MESSINA. In attesa dell’addio (o dell’arrivederci) del sindaco dimissionario Federico Basile, si attende la mossa del centrosinistra in vista delle amministrative di maggio. A intervenire sull’argomento è  “La Base Conta”, gruppo di cittadini promotori di una raccolta firme per la candidatura del consigliere comunale Alessandro Russo (che ad oggi ha raggiunto 531 adesioni)

Di seguito la nota integrale:

“Il tavolo del centrosinistra per la scelta del candidato che a Messina dovrà sfidare Federico Basile e Marcello Scurria, fino ad ora le uniche certezze in campo, è diventato un Conclave.

Giorno dopo giorno, riunione dopo riunione, si alternano fumate nere a fughe in avanti. La prima è stata di Avs, con Paolo Todaro. L’ultima in ordine di tempo, invece, quella riguardante Dafne Musolino, che Davide Faraone, plenipotenziario siciliano di Italia Viva, ha proposto al campo largo come candidata (in principio doveva essere parte di un ticket e poi era stata folgorata sulla via di Damasco del civismo).

In tutto ciò, il Partito democratico, azionista di maggioranza del tavolo, non prende una posizione, anzi sembra persino disposto a fare un passo indietro di fronte alla senatrice pentastellata Barbara Floridia, catapultata a Roma quando i Cinquestelle avevano il vento in poppa e ora pronta a essere paracadutata a Messina con un paracadute di riserva: un posto sicuro per tornare a Palazzo Madama.

Ma perché il Pd tace? Qui, per i promotori de ‘La base conta’, il problema non è più chiedere di candidare Alessandro Russo, ma di assumere una decisione, quale che sia. Perché non è possibile che il partito sia paralizzato dalle contese regionali tra il segretario Barbagallo, che non può dire ‘no’ scomodi per non sbilanciare i soliti e soffocanti equilibri di partito, e quanti invece sarebbero pronti a sostenere Alessandro Russo pur da provenienze e sensibilità differenti, anche dentro il PD.

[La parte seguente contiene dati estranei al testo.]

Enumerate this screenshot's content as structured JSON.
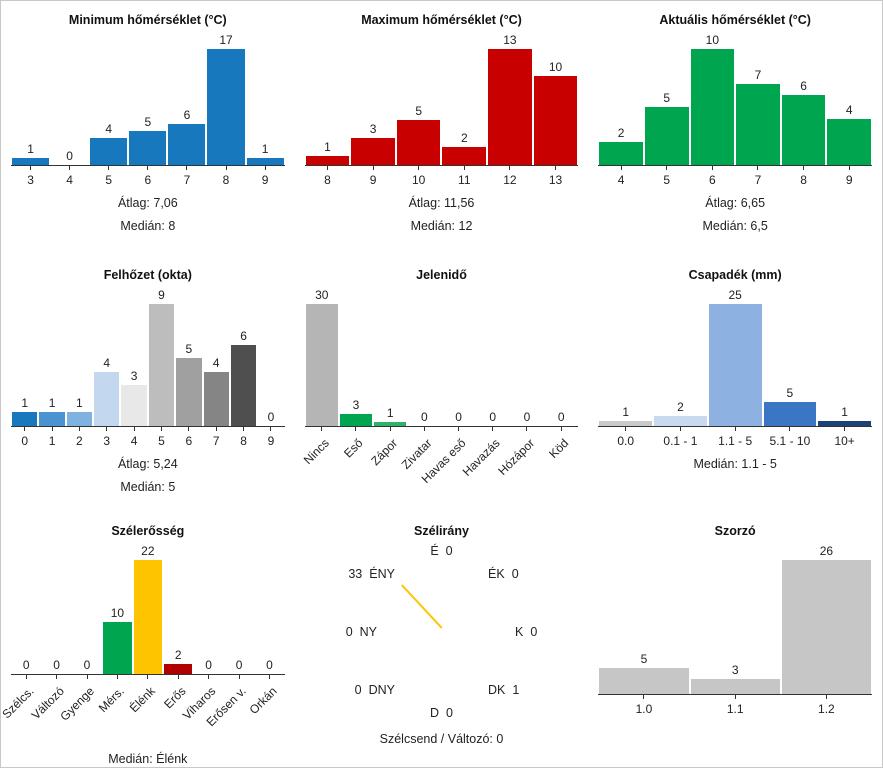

In tutto ciò, il segretario provinciale Armando Hyerace è un telo dove si proiettano le ombre cinesi di questa contesa, ma anche un ombrello su cui piovono velleità e ostruzionismi della parte del partito che lo ha sostenuto per la conquista del suo ruolo.

Per questi motivi, ‘La base conta’ chiede al Pd di ‘contare’ come deve al tavolo, assumendosi la responsabilità della scelta di un candidato sindaco che possa avere il consenso più ampio e trasversale (che per quanti hanno sottoscritto l’appello è Alessandro Russo), anche a costo di rompere con le altre forze politiche, le quali, da sole, difficilmente supererebbero lo scoglio del 5%, già abbastanza complicato persino per i democratici”.